Photobucket
3-23-01 - 12 48 am

you know it should be easy for a man whos strong to say hes sorry or admit when hes wrong.

i never lost anything i ever missed, but ive never been in love like this. its out of my hands.

im shameless.

on a brooks kick, what can i say.

while handling all these mixed up feelings for the girl i found someone else i was really attracted to.

yes, at first it was physical, i'll say that much. she, to me, exudes this sexuality. and she seemed to be directing a little of that to me, which flattered me and drew me in.

a friend of mine has aptly named her a "trap door spider."

we became friends, this trap door spider and i, and for a minute or two (longer, really, but to save face, for a minute or two) i thought of something more.

tonight, though, i realized its out of my system.

ill say i was burned one too many times, but that's not true, nor is it fair to her. what happened was simply i realized we were completely different people.

i talked to the girl about the trap door spider and she was surprised, she said she didnt think she was my type, but then again, "i don't really know your type."

"truth be told, she's probably more my type than you are."

and by that i mean... to me the girl's still innocent, and i know she isnt, i know she's been in some relationships that have been rough, but she's untainted almost.

and trap door spider isnt, and i tend to like that. i'd rather be the innocent one in a relationship.

but with trap door spider, there's been a revealing of more differences than i can handle, i think.

so friends we shall remain, and i will allow nothing more than that, and i dont think she wants anything more than that, so HA!

take that chester copperpot!

however, i will say this:

she's met a "really fine guy" who, i believe, has somehow disrespected her, but she's willing to go out with him because he's "really fine."

i got mad at her because she deserves better, and i told her as much.

onto other things about the crayons day:

i was told, when i went to eat dinner, that my jacket was "fly." this amuses me. not because my jacket isnt fly. oh, it is fly, it is fly.

somehow that reminds me i need to figure out directions for marion tomorrow. neither here nor there.

ha, directions, here nor there, unintentional funny, double word score, thirty points!

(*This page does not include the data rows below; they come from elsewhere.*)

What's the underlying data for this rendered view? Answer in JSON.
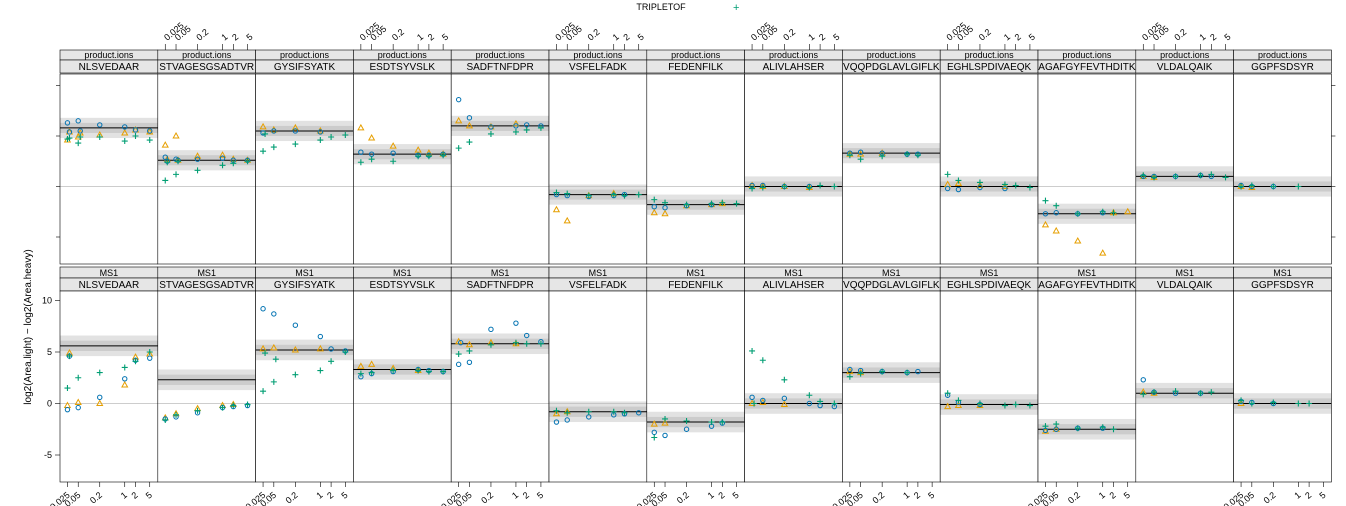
{
  "legend": {
    "items": [
      {
        "name": "TRIPLETOF",
        "color": "#009E73",
        "symbol": "+"
      }
    ]
  },
  "ylabel": "log2(Area.light) − log2(Area.heavy)",
  "colors": {
    "blue": "#0072B2",
    "orange": "#E69F00",
    "green": "#009E73",
    "band_outer": "#e2e2e2",
    "band_inner": "#cccccc"
  },
  "chart_data": {
    "type": "scatter",
    "rows": [
      "product.ions",
      "MS1"
    ],
    "peptides": [
      "NLSVEDAAR",
      "STVAGESGSADTVR",
      "GYSIFSYATK",
      "ESDTSYVSLK",
      "SADFTNFDPR",
      "VSFELFADK",
      "FEDENFILK",
      "ALIVLAHSER",
      "VQQPDGLAVLGIFLK",
      "EGHLSPDIVAEQK",
      "AGAFGYFEVTHDITK",
      "VLDALQAIK",
      "GGPFSDSYR"
    ],
    "x_ticks": [
      "0.025",
      "0.05",
      "0.2",
      "1",
      "2",
      "5"
    ],
    "x_tick_values": [
      0.025,
      0.05,
      0.2,
      1,
      2,
      5
    ],
    "y_ticks": [
      -5,
      0,
      5,
      10
    ],
    "ylim": [
      -10,
      15
    ],
    "series_colors": {
      "blue": "#0072B2",
      "orange": "#E69F00",
      "green": "#009E73"
    },
    "panels": {
      "product.ions": {
        "NLSVEDAAR": {
          "median": 5.8,
          "blue": [
            6.3,
            6.5,
            6.1,
            5.9,
            5.6,
            5.5,
            5.4,
            5.5
          ],
          "orange": [
            4.6,
            4.9,
            5.1,
            5.3,
            5.6,
            5.4,
            5.4,
            5.3
          ],
          "green": [
            4.7,
            4.3,
            4.9,
            4.5,
            5.0,
            4.6,
            4.8,
            4.9
          ]
        },
        "STVAGESGSADTVR": {
          "median": 2.6,
          "blue": [
            2.9,
            2.7,
            2.7,
            2.8,
            2.6,
            2.6,
            2.5,
            2.6
          ],
          "orange": [
            4.1,
            5.0,
            3.0,
            3.1,
            2.7,
            2.6,
            2.7,
            2.6
          ],
          "green": [
            0.6,
            1.2,
            1.6,
            2.1,
            2.3,
            2.5,
            2.4,
            2.5
          ]
        },
        "GYSIFSYATK": {
          "median": 5.5,
          "blue": [
            5.3,
            5.5,
            5.5,
            5.4
          ],
          "orange": [
            5.9,
            5.6,
            5.8,
            5.5
          ],
          "green": [
            3.5,
            3.9,
            4.2,
            4.6,
            4.9,
            5.1,
            5.2
          ]
        },
        "ESDTSYVSLK": {
          "median": 3.2,
          "blue": [
            3.4,
            3.2,
            3.3,
            3.1,
            3.1,
            3.2
          ],
          "orange": [
            5.8,
            4.8,
            4.0,
            3.6,
            3.3,
            3.2
          ],
          "green": [
            2.4,
            2.7,
            2.5,
            3.0,
            3.0,
            3.1
          ]
        },
        "SADFTNFDPR": {
          "median": 6.0,
          "blue": [
            8.6,
            6.8,
            5.9,
            6.0,
            6.1,
            6.0
          ],
          "orange": [
            6.5,
            6.0,
            5.9,
            6.2
          ],
          "green": [
            3.8,
            4.4,
            5.2,
            5.4,
            5.6,
            5.8
          ]
        },
        "VSFELFADK": {
          "median": -0.8,
          "blue": [
            -0.8,
            -0.9,
            -1.0,
            -0.9,
            -0.8
          ],
          "orange": [
            -2.3,
            -3.4,
            -0.9,
            -0.7
          ],
          "green": [
            -0.6,
            -0.7,
            -0.9,
            -0.8,
            -0.9,
            -0.8
          ]
        },
        "FEDENFILK": {
          "median": -1.8,
          "blue": [
            -2.0,
            -2.1,
            -1.9,
            -1.8
          ],
          "orange": [
            -2.6,
            -2.7,
            -1.9,
            -1.8,
            -1.7
          ],
          "green": [
            -1.3,
            -1.6,
            -1.8,
            -1.7,
            -1.6,
            -1.7
          ]
        },
        "ALIVLAHSER": {
          "median": 0.0,
          "blue": [
            0.1,
            0.1,
            0.0,
            0.0
          ],
          "orange": [
            0.1,
            0.0,
            0.0,
            -0.1
          ],
          "green": [
            -0.2,
            -0.1,
            0.0,
            -0.1,
            0.1,
            0.0
          ]
        },
        "VQQPDGLAVLGIFLK": {
          "median": 3.3,
          "blue": [
            3.3,
            3.4,
            3.3,
            3.2,
            3.2
          ],
          "orange": [
            3.2,
            3.2,
            3.3
          ],
          "green": [
            3.1,
            2.7,
            3.0,
            3.2,
            3.1
          ]
        },
        "EGHLSPDIVAEQK": {
          "median": 0.0,
          "blue": [
            -0.2,
            -0.3,
            -0.1,
            -0.2
          ],
          "orange": [
            0.2,
            0.3,
            0.1,
            0.0
          ],
          "green": [
            1.2,
            0.6,
            0.4,
            0.2,
            0.1,
            -0.1
          ]
        },
        "AGAFGYFEVTHDITK": {
          "median": -2.7,
          "blue": [
            -2.7,
            -2.6,
            -2.7,
            -2.6
          ],
          "orange": [
            -3.8,
            -4.4,
            -5.4,
            -6.6,
            -2.6,
            -2.5
          ],
          "green": [
            -1.4,
            -1.9,
            -2.7,
            -2.5,
            -2.6
          ]
        },
        "VLDALQAIK": {
          "median": 1.0,
          "blue": [
            1.0,
            1.0,
            1.0,
            1.1,
            1.0
          ],
          "orange": [
            1.0,
            0.9
          ],
          "green": [
            1.1,
            0.9,
            1.0,
            1.1,
            1.2,
            0.9
          ]
        },
        "GGPFSDSYR": {
          "median": 0.0,
          "blue": [
            0.1,
            0.0,
            0.0
          ],
          "orange": [
            0.0,
            -0.1
          ],
          "green": [
            0.0,
            0.1,
            0.0,
            0.0
          ]
        }
      },
      "MS1": {
        "NLSVEDAAR": {
          "median": 5.6,
          "blue": [
            -0.6,
            -0.4,
            0.6,
            2.4,
            4.2,
            4.4,
            4.6
          ],
          "orange": [
            -0.2,
            0.1,
            0.0,
            1.8,
            4.5,
            4.8,
            4.9
          ],
          "green": [
            1.5,
            2.5,
            3.0,
            3.5,
            4.1,
            5.0,
            4.6
          ]
        },
        "STVAGESGSADTVR": {
          "median": 2.3,
          "blue": [
            -1.5,
            -1.3,
            -0.9,
            -0.4,
            -0.3,
            -0.2
          ],
          "orange": [
            -1.4,
            -1.0,
            -0.5,
            -0.2,
            -0.1
          ],
          "green": [
            -1.6,
            -1.1,
            -0.7,
            -0.4,
            -0.2,
            -0.1
          ]
        },
        "GYSIFSYATK": {
          "median": 5.2,
          "blue": [
            9.2,
            8.7,
            7.6,
            6.5,
            5.3,
            5.1
          ],
          "orange": [
            5.3,
            5.4,
            5.2,
            5.3
          ],
          "green": [
            1.2,
            2.1,
            2.8,
            3.2,
            4.1,
            5.0,
            4.9,
            4.3
          ]
        },
        "ESDTSYVSLK": {
          "median": 3.3,
          "blue": [
            2.6,
            2.9,
            3.1,
            3.3,
            3.2,
            3.1
          ],
          "orange": [
            3.6,
            3.8,
            3.4,
            3.2
          ],
          "green": [
            2.9,
            3.0,
            3.2,
            3.2,
            3.1,
            3.1
          ]
        },
        "SADFTNFDPR": {
          "median": 5.8,
          "blue": [
            3.8,
            4.0,
            7.2,
            7.8,
            6.6,
            6.0,
            5.9
          ],
          "orange": [
            6.0,
            5.7,
            5.9,
            5.8
          ],
          "green": [
            4.8,
            5.1,
            5.7,
            5.9,
            5.8,
            5.8
          ]
        },
        "VSFELFADK": {
          "median": -0.8,
          "blue": [
            -1.8,
            -1.6,
            -1.3,
            -1.1,
            -1.0,
            -0.9
          ],
          "orange": [
            -1.0,
            -0.8
          ],
          "green": [
            -0.7,
            -0.9,
            -0.8,
            -0.8,
            -0.9
          ]
        },
        "FEDENFILK": {
          "median": -1.8,
          "blue": [
            -2.8,
            -3.1,
            -2.5,
            -2.2,
            -1.9
          ],
          "orange": [
            -2.0,
            -1.9
          ],
          "green": [
            -3.3,
            -1.5,
            -1.7,
            -1.8,
            -1.8
          ]
        },
        "ALIVLAHSER": {
          "median": 0.0,
          "blue": [
            0.6,
            0.3,
            0.5,
            0.0,
            -0.2,
            -0.3
          ],
          "orange": [
            0.0,
            0.1,
            -0.1
          ],
          "green": [
            5.1,
            4.2,
            2.3,
            0.8,
            0.2,
            0.0,
            0.0
          ]
        },
        "VQQPDGLAVLGIFLK": {
          "median": 3.0,
          "blue": [
            3.3,
            3.2,
            3.1,
            3.0,
            3.1
          ],
          "orange": [
            3.1,
            3.0
          ],
          "green": [
            2.6,
            2.9,
            3.1,
            3.0
          ]
        },
        "EGHLSPDIVAEQK": {
          "median": -0.1,
          "blue": [
            0.8,
            0.1,
            -0.1
          ],
          "orange": [
            -0.3,
            -0.2,
            -0.2
          ],
          "green": [
            1.0,
            0.3,
            0.0,
            -0.2,
            -0.1,
            -0.2
          ]
        },
        "AGAFGYFEVTHDITK": {
          "median": -2.5,
          "blue": [
            -2.6,
            -2.5,
            -2.4,
            -2.4
          ],
          "orange": [
            -2.7,
            -2.5
          ],
          "green": [
            -2.2,
            -2.0,
            -2.4,
            -2.3,
            -2.5
          ]
        },
        "VLDALQAIK": {
          "median": 1.0,
          "blue": [
            2.3,
            1.1,
            1.0,
            1.0
          ],
          "orange": [
            1.1,
            1.0
          ],
          "green": [
            0.9,
            1.1,
            1.2,
            1.0,
            1.1
          ]
        },
        "GGPFSDSYR": {
          "median": 0.0,
          "blue": [
            0.2,
            0.1,
            0.0
          ],
          "orange": [
            0.0
          ],
          "green": [
            0.3,
            0.0,
            0.1,
            0.0,
            0.0
          ]
        }
      }
    }
  }
}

i got complimented a lot tonight, and that makes me uncomfortable, friend kept looking at me and calling me cutie. she said, at one point, that "you can't hide from being cute, so dont even try to!"

see, i was wearing my contacts and my brilliantly blue jacket and i was smiling.

im quite the charmer when im all dolled up.

i called home, ended up talking to my sister because on monday SHE GOT HER DRIVERS LICENSE.

which means I AM SO FREAKING OLD. good golly.

heh, she still has a black eye, however, so for the next six years her drivers license picture shall be her, black eyed.

ive talked to the girl once in four days. this saddens and disturbs an internal part of me that keeps me equilibrium-ish.

love me leave me you wont believe me but i love you only.

i work with some damn gossipy women, that bothers me, but i sit there and read my magazines and try to tone them out.

but its impossible, because if theres no other gossipy women around they turn to me and suck me into their web of stories.

hey, theres a motif today:

women who are like spiders.

yet, at my other job, the boss lady said:

"i was about to cry like a big goat."

which is why i love my boss lady with an unending faithfulness and would go to hell and back for her.

and she says i am of the satan, so its not as if its a long trip for me.

heh.

alright, time to go do some other stuff and see if maybe the girl's life has eased a little.